Oh, yes, if you look in France or Germany the protection of inefficient,
really inefficient, university organisation which has direct and
identifiable consequences on tertiary education and research and
development; that protection is very strong, and President Sarkozy
has indicated that is one of his priorities.
Q156 Chairman: This is true, is it
not, yes?
Professor Portes: I think, rightly so.
Q157 Chairman: Before I let Lord
Kerr in, who wishes I am sure to ask about competition, I am very
interested in that point about Germany, because for many years
people have banged on, trying to get the German consumer to consume.

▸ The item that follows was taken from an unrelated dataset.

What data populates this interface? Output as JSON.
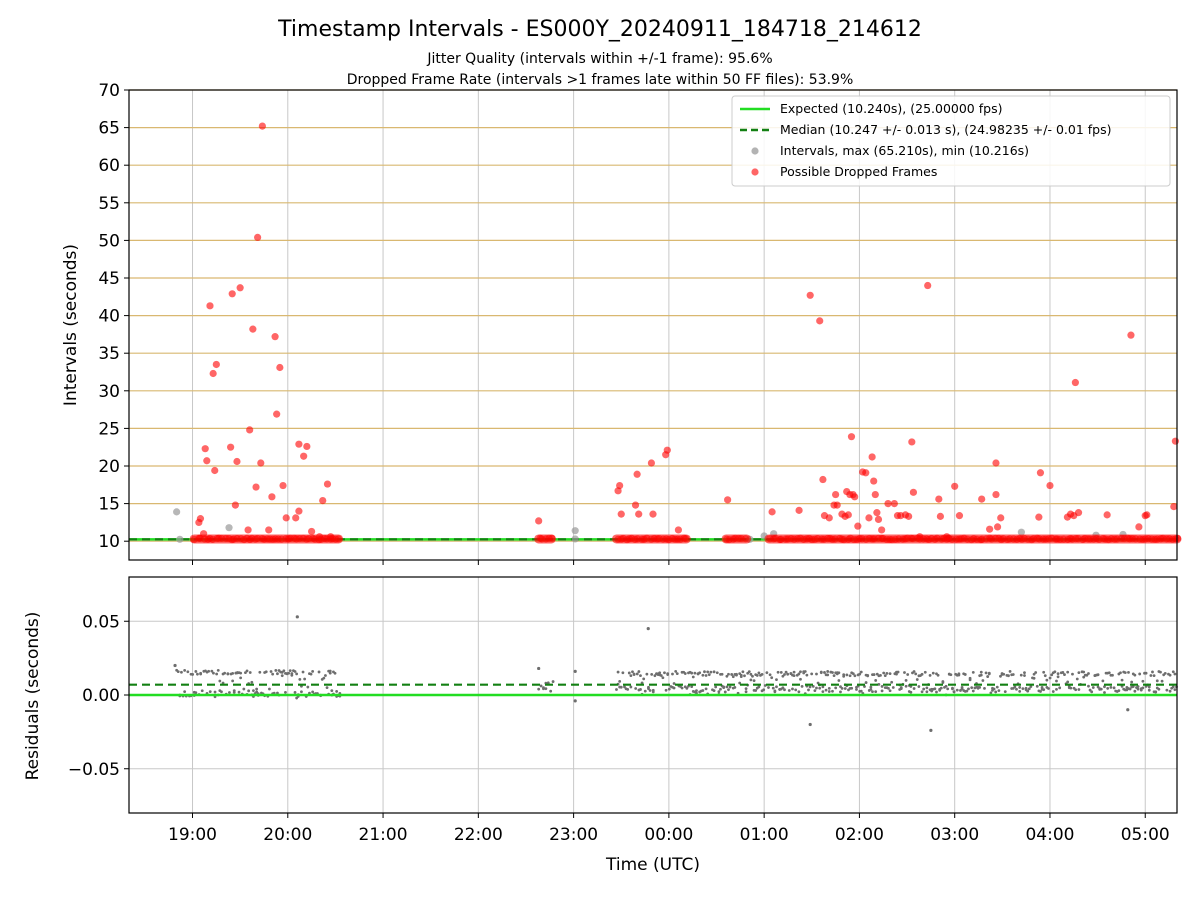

I have always wondered how they were meant to do it with no shops
open; that simple example?
Professor Portes: This may be a marginal effect
but nevertheless it is part of an environment which discourages
child-bearing, because if you have children you would like to
be able to have more flexibility in when you can go and shop;
they put constraints on you, you know.
Q158 Lord Inglewood: Really I wanted
to come back to your comments about Sarkozy, which, as I understand
it, you say is a much more friendly approach to the existing structures
than British commentators have commented. If you were advising
Sarkozy, or even if you were Sarkozy yourself, in the predicament
he finds himself in, would you be going in the direction in which
he is moving?
Professor Portes: You are taking me a bit outside
the point.
Q159 Lord Inglewood: I know I am,
and you have the right not to reply, but I am just interested,
from an economic perspective, where you sit, whether you think
this is a way of dealing with those sorts of problems? It is a
combination of the bits which he has put in place.
Professor Portes: I am encouraged by the beginnings,
with the exception that I have noted, that I do not think a "pick
the winners" industrial policy, with protection, and so forth,
is the right way to go about those matters, and we will see how
far he pushes that. Elsewhere in the set of reforms, his prioritiesthey
were market reforms and university reformsI think are absolutely
right and very positive. I am quite pleased to see all this. I
have had a long-term research and teaching affiliation with an
institution in Paris and I spend a fair amount of time there.
My wife is French. I am quite concerned by these matters, and
I think that the beginnings are good, and he has been making the
right appointments. I think perhaps not a lot has been made of
the composition of his Cabinet and other ministerial posts; it
is really a very fresh crew, with a diversity which was not seen
previously, has not been seen in previous French Governments,
and all that, I think, is part of it. I would like, at some point,
if we may, My Lord Chairman, on this question of reforms, to get
to the capital markets, which is something that actually I do
research on: we will get there, I am sure.